1. Hukuk Dairesi         2009/2392 E.  ,  2009/5888 K.

    "İçtihat Metni"

    MAHKEMESİ : BAĞCILAR(KAPATILAN) 2. ASLİYE HUKUK MAHKEMESİ
    TARİHİ : 21/09/2005
    NUMARASI : 2003/568-2005/446

    Taraflar arasında görülen davada;
    Davacı,  kayden maliki  bulunduğu 10 imar  parsel  sayılı  taşınmaza, davalı  tarafından taşkın  yangın merdiveni  ve yük  asansörü  yapılmak  suretiyle  müdahale  edildiğini  ileri  sürerek  elatmanın önlenmesi ve  yıkım isteğinde  bulunmuştur.
    Davalı, davanın reddini  savunup,  temliken tescil  istemiştir.
    Mahkemece, davacı iddiası  sabit görülerek  davanın kabulüne karar  verilmiştir.
    Karar, davalı  tarafından süresinde temyiz edilmiş olmakla; Tetkik Hakimi  raporu okundu, düşüncesi alındı. Dosya incelendi, gereği görüşülüp, düşünüldü.
    Dava,  imar  parseline  elatmanın önlenmesi ve yıkım isteğine ilişkindir.
    Mahkemece,davanın   kabulüne  karar verilmiştir.
    Dosya  içeriği ve toplanan delillerden; taraflara  ait 10 ve 11 parsel  sayılı  taşınmazların  öncesi  paylı mülkiyet  üzere olan 271  sayılı  kadastral  parselin  şuyulandırmasından  oluştuğu, 10 sayılı parselin  davacıya, 11 sayılı parselin ise  taraflara  ve dava dışı  kişilere  ait olduğu  anlaşılmaktadır.
    Bilindiği üzere, yasal ayrıcalıkların dışında ayrılmaz parçanın (mütemmim cüz"ün) mülkiyeti ve buna bağlı olarak tasarruf hakkı üzerinde bulunduğu arza bağlıdır.
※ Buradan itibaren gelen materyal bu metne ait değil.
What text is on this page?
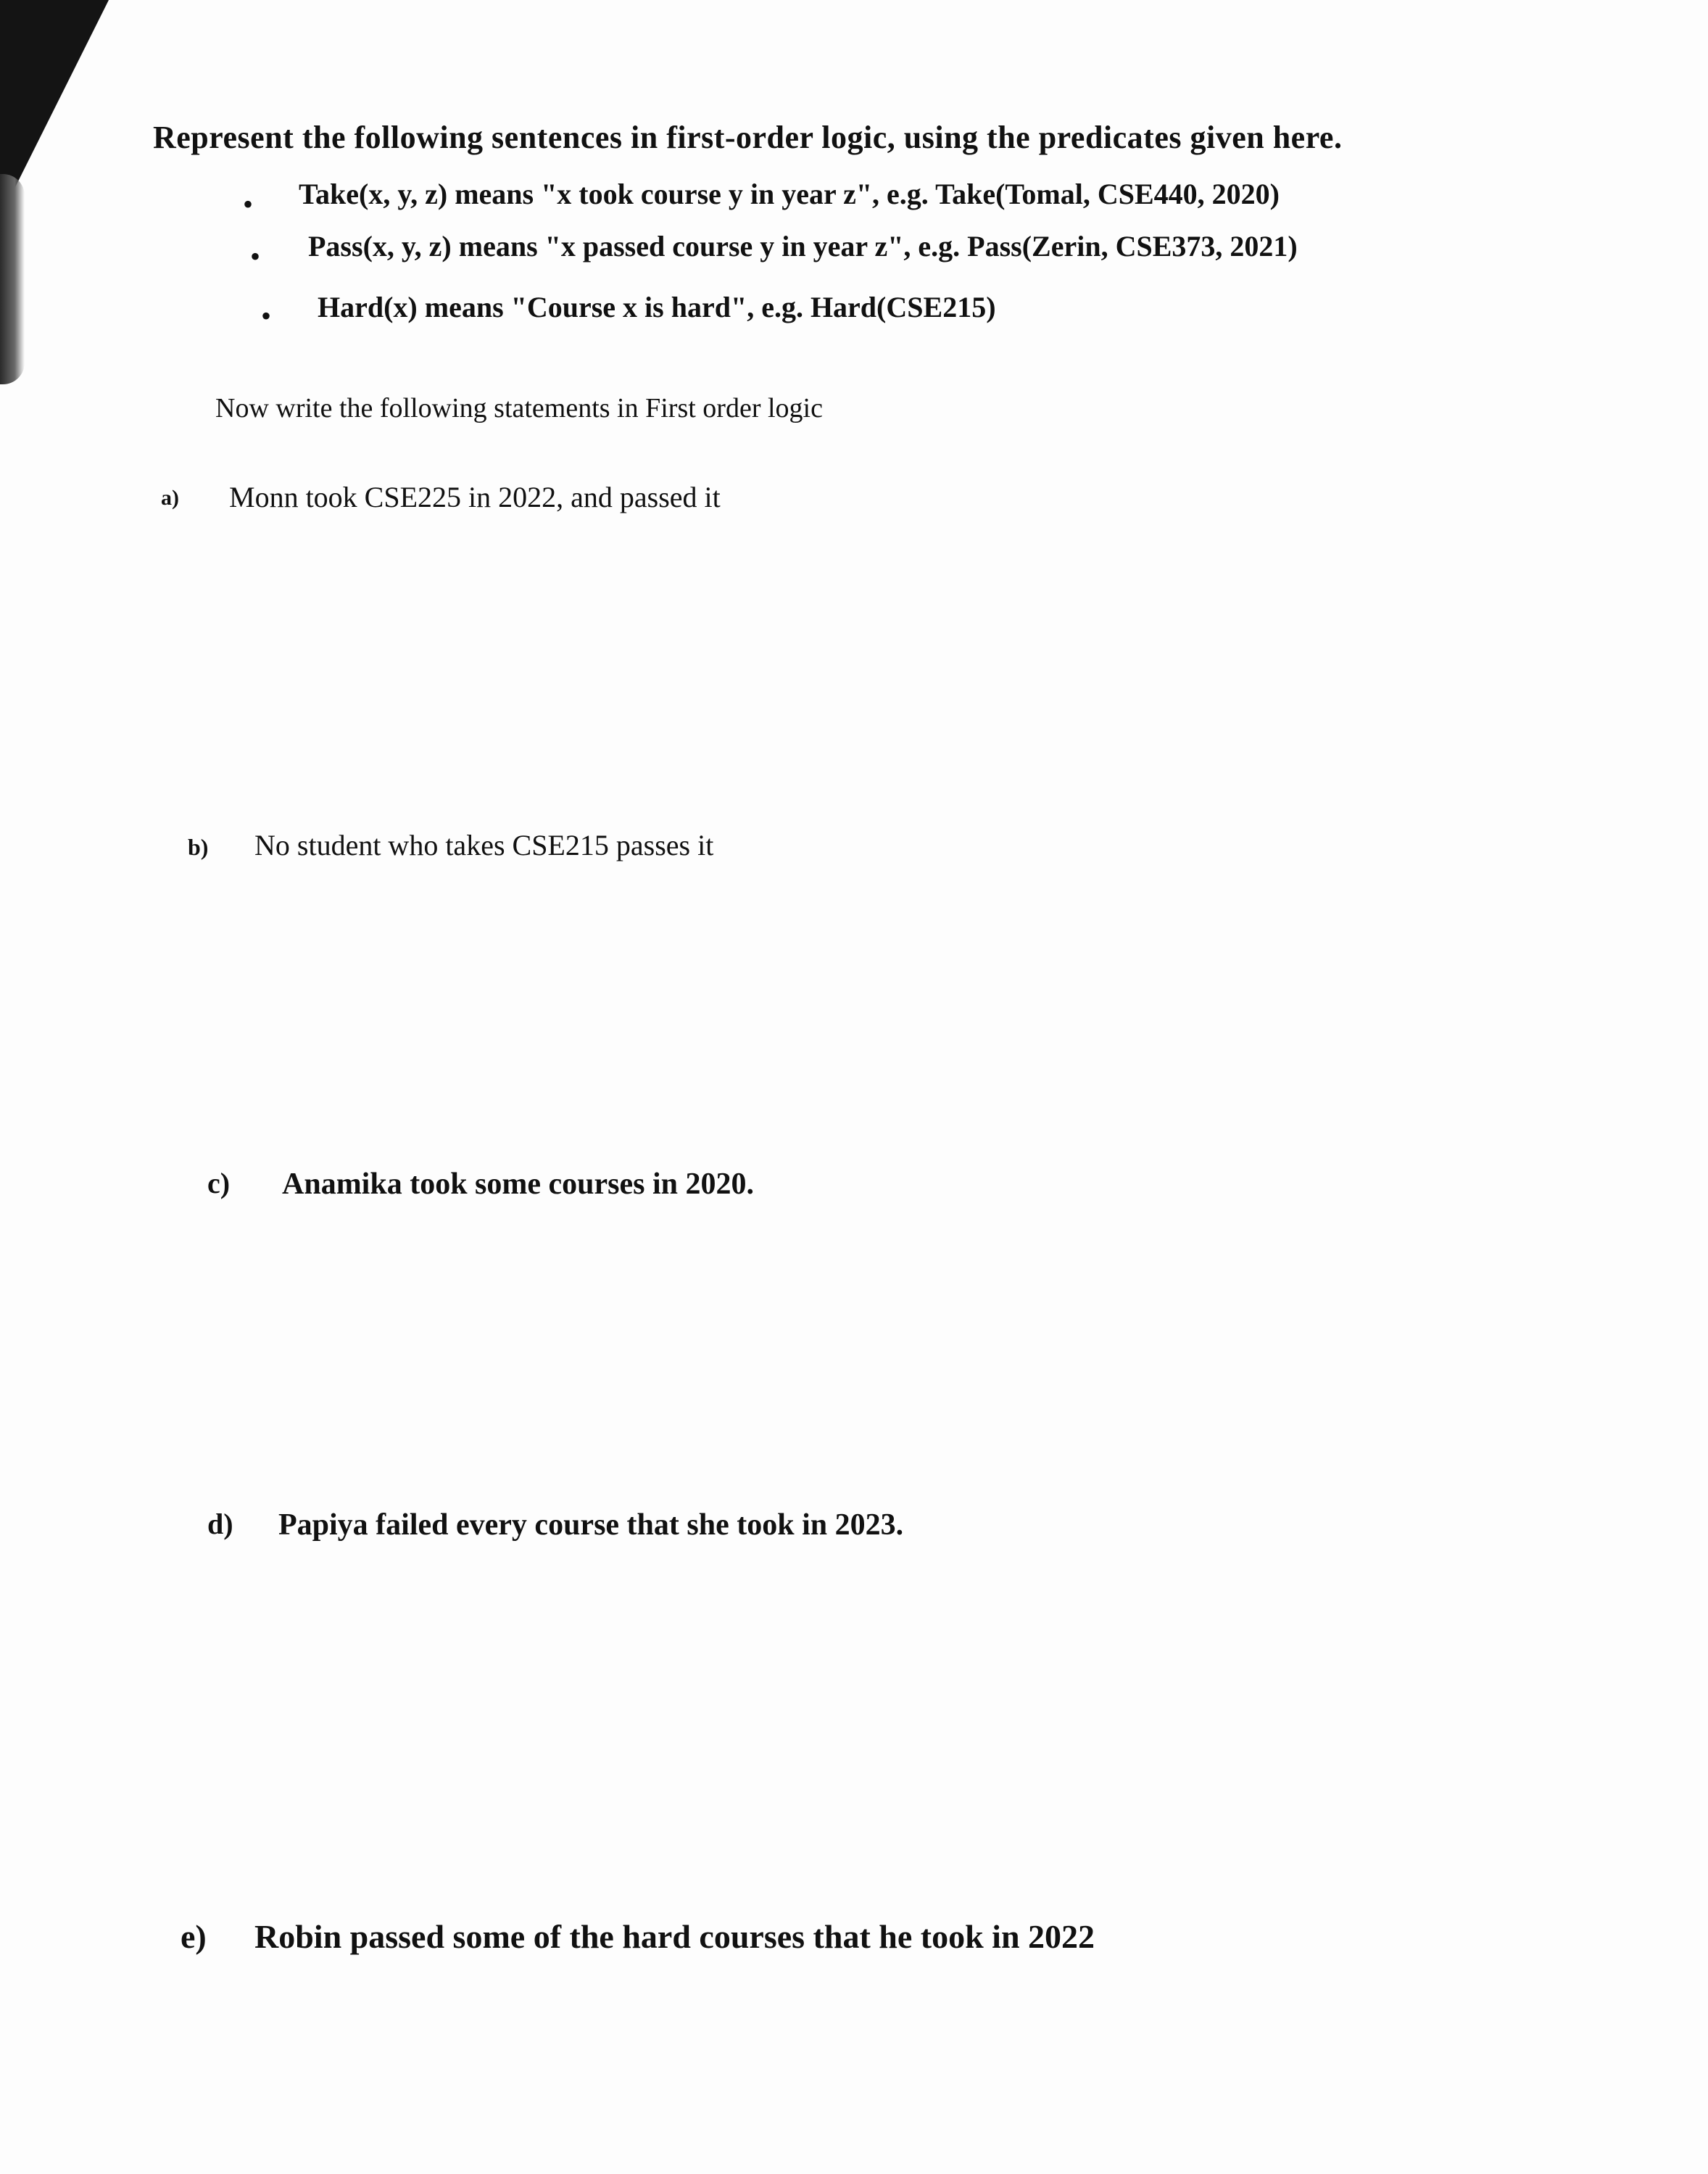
Represent the following sentences in first-order logic, using the predicates given here.
• Take(x, y, z) means "x took course y in year z", e.g. Take(Tomal, CSE440, 2020)
• Pass(x, y, z) means "x passed course y in year z", e.g. Pass(Zerin, CSE373, 2021)
• Hard(x) means "Course x is hard", e.g. Hard(CSE215)
Now write the following statements in First order logic
a) Monn took CSE225 in 2022, and passed it
b) No student who takes CSE215 passes it
c) Anamika took some courses in 2020.
d) Papiya failed every course that she took in 2023.
e) Robin passed some of the hard courses that he took in 2022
Bu husus M.K.nun 684. maddesinde açıkca vurgulanmıştır. Ne varki, yürürlükten kalkmış olan 6785 sayılı yasanın l605 sayılı yasa ile değişik 42/c ve halen yürürlükte bulunan 3l94 sayılı imar yasasının l8. maddelerinde özel hükümler getirilmek suretiyle ayrılmaz parça (mütemmim cüz) olan yapı ile arz arasındaki hukuki ilişki kesilmiş bazı durumlarda yapı,  üzerinde bulunduğu yerin malikinden başkasına bırakılarak imar parsellerinin oluşturulabileceği öngörülmüştür. Böylece yapıların bedelleri ilgili parsel sahiplerince yapı sahibine ödenmediği veya aralarında bu yönde bir anlaşma yapılmadığı yada ortaklığın giderilmesi davası açılmadığı sürece bu yapıların ömürlerini dolduruncaya kadar eski sahiplerine kullanma imkanı  sağlanmıştır.
    Öte yandan, zeminin maliki olan kişinin taşınmazı bizzat kullanma yetkisi sınırlanmış, ayrılmaz parça (mütemmim cüz) durumunda olan yapı üzerinde tasarruf etme gücü özel yasa ile kısıtlanmıştır. 
     298l sayılı yasanın 3290 sayılı yasa ile değişik l0/c maddesi de aynı doğrultuda hüküm getirmiştir.
    Gerçekten, bir kimse kendisine veya yasanın himaye ettiği bir hakka dayanarak üçüncü bir şahsa ait bir taşınmaz üzerine ayrılmaz parça (mütemmim cüz) niteliğinde yapı inşaa etmiş imar uygulaması sonucu bu yer davacıya ait imar parseli içerisinde kalmış ise, kendi arzu ve iradesi dışında idari kararla oluşan bir durum söz konusu olduğundan kusurlu sayılamaz. İşte bu nedenle yukarıda değinildiği gibi yasa koyucu imar parseli malikine karşı yapı sahibini koruma zorunluluğunu duymuştur. 
    Somut olayda , çekişmeli  yerdeki  muhtesatın  imar şuyulandırmasından  önce  mi yoksa  sonra mı  yapıldığı  anlaşılamamaktadır.
    Hal böyle olunca, yukarda belirtilen  ilkeler  çerçevesinde  inceleme ve araştırmanın  yapılması,  delillerin toplanması   ve  değerlendirilmesi , sonucuna göre bir  karar verilmesi gerekirken, eksik  soruşturmayla  yetinilerek  yazılı  olduğu üzere  hüküm  kurulması  doğru  değildir.
    Davalının temyiz  itirazları  yerindedir. Kabulü ile  hükmün  açıklanan  nedenlerden  ötürü HUMK"nun 428. maddesi   gereğince  BOZULMASINA, alınan peşin harcın temyiz edene geri verilmesine, 25.5.2009 tarihinde  oybirliğiyle karar verildi.

     

    Sayın kullanıcılarımız, siteden kaldırılmasını istediğiniz karar için veya isim düzeltmeleri için bilgi@abakusyazilim.com.tr adresine mail göndererek bildirimde bulunabilirsiniz.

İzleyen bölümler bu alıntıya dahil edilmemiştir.